И потому, что эта резервная линия держалась под ружьем, но в бездействии, уцелел и он сам… «Хорошо, все хорошо…» — сказал себе Рашкевич.

Он прилег на диван, отвлекся, дал свободу воспоминаниям…

В порядочных домах всегда имеется семейный альбом, переплетенный в зеленый плюш, с толстыми картонными страницами, прорезанными по уголкам, чтобы вставить фотографию, такую же добротную, с витиеватой, золотом, надписью: фамилия фотографа и место, где был запечатлен для детей и внуков облик отца или деда и прочих близких и дальних родственников.

Не имелось у Рашкевича такого альбома. И в этом тоже повинны были большевики.

Нет, не мелочь, не пустяковина — альбом в плюшевом переплете с медными застежками. Лишившись его, человек как бы лишался прошлого, зачеркивал его, выбрасывал на помойку.
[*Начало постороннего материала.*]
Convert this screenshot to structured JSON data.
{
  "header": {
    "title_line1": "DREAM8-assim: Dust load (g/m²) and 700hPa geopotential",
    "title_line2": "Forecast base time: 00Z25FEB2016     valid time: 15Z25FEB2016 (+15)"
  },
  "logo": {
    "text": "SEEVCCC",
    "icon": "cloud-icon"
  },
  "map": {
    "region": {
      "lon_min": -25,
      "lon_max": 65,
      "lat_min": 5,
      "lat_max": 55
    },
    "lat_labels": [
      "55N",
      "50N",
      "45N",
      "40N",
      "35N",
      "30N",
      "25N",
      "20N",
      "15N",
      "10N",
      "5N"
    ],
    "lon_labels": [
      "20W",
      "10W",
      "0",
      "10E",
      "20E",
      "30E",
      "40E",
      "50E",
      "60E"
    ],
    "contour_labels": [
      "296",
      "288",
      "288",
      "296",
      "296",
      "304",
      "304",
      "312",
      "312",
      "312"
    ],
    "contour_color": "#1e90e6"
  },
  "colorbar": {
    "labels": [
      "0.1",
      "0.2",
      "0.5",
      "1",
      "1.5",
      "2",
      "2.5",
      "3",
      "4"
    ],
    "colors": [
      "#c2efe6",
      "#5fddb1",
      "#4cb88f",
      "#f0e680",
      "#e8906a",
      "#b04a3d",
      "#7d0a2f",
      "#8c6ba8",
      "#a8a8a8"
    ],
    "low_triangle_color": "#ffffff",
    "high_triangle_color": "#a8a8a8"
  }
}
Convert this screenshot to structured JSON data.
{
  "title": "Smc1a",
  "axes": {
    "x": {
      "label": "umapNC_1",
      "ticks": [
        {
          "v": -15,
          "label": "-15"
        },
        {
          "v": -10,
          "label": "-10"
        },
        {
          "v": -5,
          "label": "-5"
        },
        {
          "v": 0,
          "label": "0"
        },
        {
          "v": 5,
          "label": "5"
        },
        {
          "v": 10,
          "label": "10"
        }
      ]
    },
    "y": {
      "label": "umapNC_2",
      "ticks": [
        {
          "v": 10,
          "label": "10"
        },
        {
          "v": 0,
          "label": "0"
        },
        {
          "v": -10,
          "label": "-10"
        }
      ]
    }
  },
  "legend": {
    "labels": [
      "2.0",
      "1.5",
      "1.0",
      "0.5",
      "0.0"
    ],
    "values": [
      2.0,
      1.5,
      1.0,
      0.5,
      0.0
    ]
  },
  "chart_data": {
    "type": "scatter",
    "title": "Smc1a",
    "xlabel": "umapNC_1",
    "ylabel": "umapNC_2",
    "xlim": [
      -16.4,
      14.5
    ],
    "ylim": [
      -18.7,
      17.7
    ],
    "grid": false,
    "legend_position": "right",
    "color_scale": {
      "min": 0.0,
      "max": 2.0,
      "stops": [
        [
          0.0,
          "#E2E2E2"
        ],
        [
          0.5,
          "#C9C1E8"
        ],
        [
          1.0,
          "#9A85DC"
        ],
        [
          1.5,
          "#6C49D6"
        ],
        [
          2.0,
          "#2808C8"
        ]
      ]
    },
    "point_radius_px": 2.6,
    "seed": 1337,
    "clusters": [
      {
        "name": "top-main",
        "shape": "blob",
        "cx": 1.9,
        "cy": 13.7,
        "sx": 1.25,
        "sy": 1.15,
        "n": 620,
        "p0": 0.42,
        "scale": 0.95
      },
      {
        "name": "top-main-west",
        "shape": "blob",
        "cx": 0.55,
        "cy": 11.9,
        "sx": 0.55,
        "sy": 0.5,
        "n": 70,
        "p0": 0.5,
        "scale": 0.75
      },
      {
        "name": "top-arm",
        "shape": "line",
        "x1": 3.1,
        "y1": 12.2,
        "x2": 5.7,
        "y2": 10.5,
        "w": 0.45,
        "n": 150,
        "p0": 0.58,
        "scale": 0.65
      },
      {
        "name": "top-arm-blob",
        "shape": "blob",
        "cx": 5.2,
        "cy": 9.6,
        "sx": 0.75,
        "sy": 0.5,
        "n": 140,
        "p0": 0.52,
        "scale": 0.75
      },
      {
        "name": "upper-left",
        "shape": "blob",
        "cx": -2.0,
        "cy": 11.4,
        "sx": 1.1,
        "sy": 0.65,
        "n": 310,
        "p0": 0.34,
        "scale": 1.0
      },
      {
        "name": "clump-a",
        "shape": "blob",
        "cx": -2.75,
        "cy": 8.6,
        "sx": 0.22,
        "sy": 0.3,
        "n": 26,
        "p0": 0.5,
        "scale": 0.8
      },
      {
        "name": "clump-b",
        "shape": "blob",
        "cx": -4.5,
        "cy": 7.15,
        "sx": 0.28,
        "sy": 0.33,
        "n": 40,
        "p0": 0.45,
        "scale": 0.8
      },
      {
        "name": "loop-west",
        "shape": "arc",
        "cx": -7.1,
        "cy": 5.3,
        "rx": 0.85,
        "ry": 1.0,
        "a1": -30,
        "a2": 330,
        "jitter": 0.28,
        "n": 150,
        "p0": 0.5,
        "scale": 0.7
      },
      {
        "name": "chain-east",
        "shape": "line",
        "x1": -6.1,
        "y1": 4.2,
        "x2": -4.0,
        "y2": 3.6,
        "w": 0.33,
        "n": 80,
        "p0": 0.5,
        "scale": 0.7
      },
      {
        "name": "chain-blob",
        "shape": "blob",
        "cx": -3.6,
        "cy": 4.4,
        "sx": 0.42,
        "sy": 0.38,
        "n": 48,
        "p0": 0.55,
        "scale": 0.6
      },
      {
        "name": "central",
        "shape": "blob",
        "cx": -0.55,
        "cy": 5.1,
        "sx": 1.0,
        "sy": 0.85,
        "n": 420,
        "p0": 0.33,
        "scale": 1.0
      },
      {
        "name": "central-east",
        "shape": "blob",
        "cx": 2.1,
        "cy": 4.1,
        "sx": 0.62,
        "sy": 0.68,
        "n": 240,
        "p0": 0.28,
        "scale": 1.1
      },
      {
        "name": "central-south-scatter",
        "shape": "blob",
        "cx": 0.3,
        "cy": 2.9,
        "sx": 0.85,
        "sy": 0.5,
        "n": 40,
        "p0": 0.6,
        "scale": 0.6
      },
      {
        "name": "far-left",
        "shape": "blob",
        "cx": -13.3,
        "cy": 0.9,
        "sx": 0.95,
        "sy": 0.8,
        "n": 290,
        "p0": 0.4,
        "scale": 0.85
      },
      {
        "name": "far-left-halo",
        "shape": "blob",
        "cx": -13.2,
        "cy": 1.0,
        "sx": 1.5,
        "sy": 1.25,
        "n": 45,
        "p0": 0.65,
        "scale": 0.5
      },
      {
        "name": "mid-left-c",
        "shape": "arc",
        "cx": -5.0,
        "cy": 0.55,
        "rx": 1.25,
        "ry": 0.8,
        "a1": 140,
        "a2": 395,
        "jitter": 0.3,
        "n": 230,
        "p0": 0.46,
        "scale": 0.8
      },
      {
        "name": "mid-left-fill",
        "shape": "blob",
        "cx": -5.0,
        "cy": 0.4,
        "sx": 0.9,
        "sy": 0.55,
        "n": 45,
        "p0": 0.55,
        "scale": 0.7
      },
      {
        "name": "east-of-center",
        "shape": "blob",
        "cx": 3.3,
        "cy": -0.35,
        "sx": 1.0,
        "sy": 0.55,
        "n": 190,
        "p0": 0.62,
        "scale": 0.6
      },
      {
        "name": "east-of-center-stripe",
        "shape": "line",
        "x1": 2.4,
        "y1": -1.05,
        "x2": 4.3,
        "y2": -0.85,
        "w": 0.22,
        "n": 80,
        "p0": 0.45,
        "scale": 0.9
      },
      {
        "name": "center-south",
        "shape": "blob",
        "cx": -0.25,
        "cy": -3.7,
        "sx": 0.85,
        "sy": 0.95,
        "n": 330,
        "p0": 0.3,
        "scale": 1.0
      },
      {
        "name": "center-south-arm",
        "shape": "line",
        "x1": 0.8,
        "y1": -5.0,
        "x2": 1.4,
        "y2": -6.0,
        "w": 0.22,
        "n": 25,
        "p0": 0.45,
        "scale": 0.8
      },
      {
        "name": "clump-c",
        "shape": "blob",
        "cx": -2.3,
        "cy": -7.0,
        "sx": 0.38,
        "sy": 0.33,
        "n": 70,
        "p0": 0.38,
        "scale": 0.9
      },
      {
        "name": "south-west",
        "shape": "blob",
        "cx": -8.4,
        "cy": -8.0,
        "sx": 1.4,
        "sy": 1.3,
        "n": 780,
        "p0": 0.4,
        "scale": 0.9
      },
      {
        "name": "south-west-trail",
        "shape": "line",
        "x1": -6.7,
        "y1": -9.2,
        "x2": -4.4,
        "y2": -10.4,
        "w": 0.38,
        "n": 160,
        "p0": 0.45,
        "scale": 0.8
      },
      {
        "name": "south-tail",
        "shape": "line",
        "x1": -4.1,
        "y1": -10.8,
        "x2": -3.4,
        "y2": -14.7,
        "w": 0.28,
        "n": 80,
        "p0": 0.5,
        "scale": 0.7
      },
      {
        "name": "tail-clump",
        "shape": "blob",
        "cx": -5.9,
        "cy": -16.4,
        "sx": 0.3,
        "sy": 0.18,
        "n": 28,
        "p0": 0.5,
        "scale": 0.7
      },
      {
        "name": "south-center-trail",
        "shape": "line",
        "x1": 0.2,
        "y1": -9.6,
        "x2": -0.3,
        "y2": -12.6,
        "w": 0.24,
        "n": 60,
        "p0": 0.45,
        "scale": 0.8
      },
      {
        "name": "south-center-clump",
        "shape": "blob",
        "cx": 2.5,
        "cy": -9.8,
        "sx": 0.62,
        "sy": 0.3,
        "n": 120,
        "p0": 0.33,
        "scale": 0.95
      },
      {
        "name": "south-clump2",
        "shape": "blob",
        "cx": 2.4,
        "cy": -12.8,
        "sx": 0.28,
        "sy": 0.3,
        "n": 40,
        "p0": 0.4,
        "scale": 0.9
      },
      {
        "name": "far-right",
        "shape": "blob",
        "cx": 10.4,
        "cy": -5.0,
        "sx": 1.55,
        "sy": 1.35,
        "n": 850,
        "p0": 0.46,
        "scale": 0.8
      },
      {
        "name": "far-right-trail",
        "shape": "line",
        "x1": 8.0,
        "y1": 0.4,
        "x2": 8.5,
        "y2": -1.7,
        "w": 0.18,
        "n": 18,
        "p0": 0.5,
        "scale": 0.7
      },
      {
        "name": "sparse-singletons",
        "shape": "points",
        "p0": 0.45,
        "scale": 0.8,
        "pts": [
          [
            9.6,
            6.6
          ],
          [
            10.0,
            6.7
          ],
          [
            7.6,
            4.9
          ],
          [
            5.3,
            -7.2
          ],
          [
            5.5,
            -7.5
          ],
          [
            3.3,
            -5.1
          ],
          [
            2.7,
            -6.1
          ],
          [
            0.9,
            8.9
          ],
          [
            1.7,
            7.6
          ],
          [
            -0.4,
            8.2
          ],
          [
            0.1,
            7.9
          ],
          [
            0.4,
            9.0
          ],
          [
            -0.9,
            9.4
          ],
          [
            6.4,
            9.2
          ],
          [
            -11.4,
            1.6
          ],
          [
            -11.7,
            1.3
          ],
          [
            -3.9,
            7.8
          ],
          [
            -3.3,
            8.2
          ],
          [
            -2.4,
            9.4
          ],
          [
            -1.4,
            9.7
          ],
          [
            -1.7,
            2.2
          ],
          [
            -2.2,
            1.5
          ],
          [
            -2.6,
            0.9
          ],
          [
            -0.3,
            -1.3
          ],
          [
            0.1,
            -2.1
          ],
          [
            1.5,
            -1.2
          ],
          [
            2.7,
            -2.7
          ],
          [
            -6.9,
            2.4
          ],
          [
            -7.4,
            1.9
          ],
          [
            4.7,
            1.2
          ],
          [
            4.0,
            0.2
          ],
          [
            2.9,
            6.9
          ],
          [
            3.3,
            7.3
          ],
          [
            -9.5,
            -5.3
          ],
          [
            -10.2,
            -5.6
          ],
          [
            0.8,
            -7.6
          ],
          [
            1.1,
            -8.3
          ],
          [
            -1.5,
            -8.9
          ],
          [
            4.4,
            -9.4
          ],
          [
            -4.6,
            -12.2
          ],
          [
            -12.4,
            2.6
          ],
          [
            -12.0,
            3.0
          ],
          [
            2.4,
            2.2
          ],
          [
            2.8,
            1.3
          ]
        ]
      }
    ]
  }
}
Не мог Рашкевич выбросить на помойку свою красивую жизнь, свое прошлое. И потому сохранил семейный альбом. Не в плюше с медными застежками: в собственной памяти. Надежней, чем в самом секретном сейфе.

Редко приходилось ему перебирать страницы этого альбома: не допускал себя до него. Но были мгновения… И с упоением перелистывал он страницы и видел себя и близких, и тех, кто ушел навеки, и тех, кто далеко…

Казалось бы, зачем возвращаться к тому времени, когда тринадцатилетний Сергей в матросском костюмчике, с тонкой шеей, вытянутой из белого воротничка, с испуганными глазами сидел перед фотографом, лучшим фотографом города, самим Гальпериным, чья кудреватая подпись венчала глянцевитый картон фотографии?

Ан нет, завязались в те дни, в том бытии подростка узелки, развязанные много позже. Тянулась за мальчиком Сережей вереница фигур. Отец — батюшка Платон, красавец с бархатным вкрадчивым баритоном, кумир львовских дам. И делец. Ни часу отдыха, все в делах: встречах с заправилами банков Ипотечного и Земельного, со скупщиками скота, с интендантами австрийской армии.

От отца унаследовал Рашкевич деловую хватку, неутомимость в делах, предприимчивость и умение за общим делом не упустить своего.

И где-то, на заднем плане, проходила тонкая бледная женщина с узкой ладонью, пахнущей духами и немного ладаном: мать. Богомолка и светская женщина. Мать, рано умершая, никогда и в мыслях не имевшая, что начнется потом. Не оплакавшая двух сыновей, старших братьев Сергея, павших в боях с большевиками под Каменец-Подольском.

Школьные учителя, духовные наставники… И отец, всегда рядом отец. Неутешный, день и ночь печалящийся по умершей жене.

Только позже узнал Сергей, что не столько по усопшей он печалился, сколько по невозможности жениться вторично. И потому тайно встречался отец с красавицей полькой, известной в городе модисткой, впервые преподавшей ему, Сергею, науку любви.

И на этой странице альбома задерживался взгляд Сергея Рашкевича. Она вмещала в себя столь многое, что никак не вошло бы в кусочек картона, даже в групповой портрет. Продолговатое, бледное, по тогдашней моде, лицо с большими глазами, искусно подведенными, под высокими тонкими бровями. Затянутая «в рюмочку» талия, прямые юбки, шелест шелка и запах «амбры». И шляпы… Большие, газовые и бархатные, с цветами, фруктами, с птицами, зверьками… Всю последующую жизнь всякие любовные переживания вызывали у Рашкевича видения диковинных шляп. Как мало времени прошло, а они уже исчезли из реальной жизни!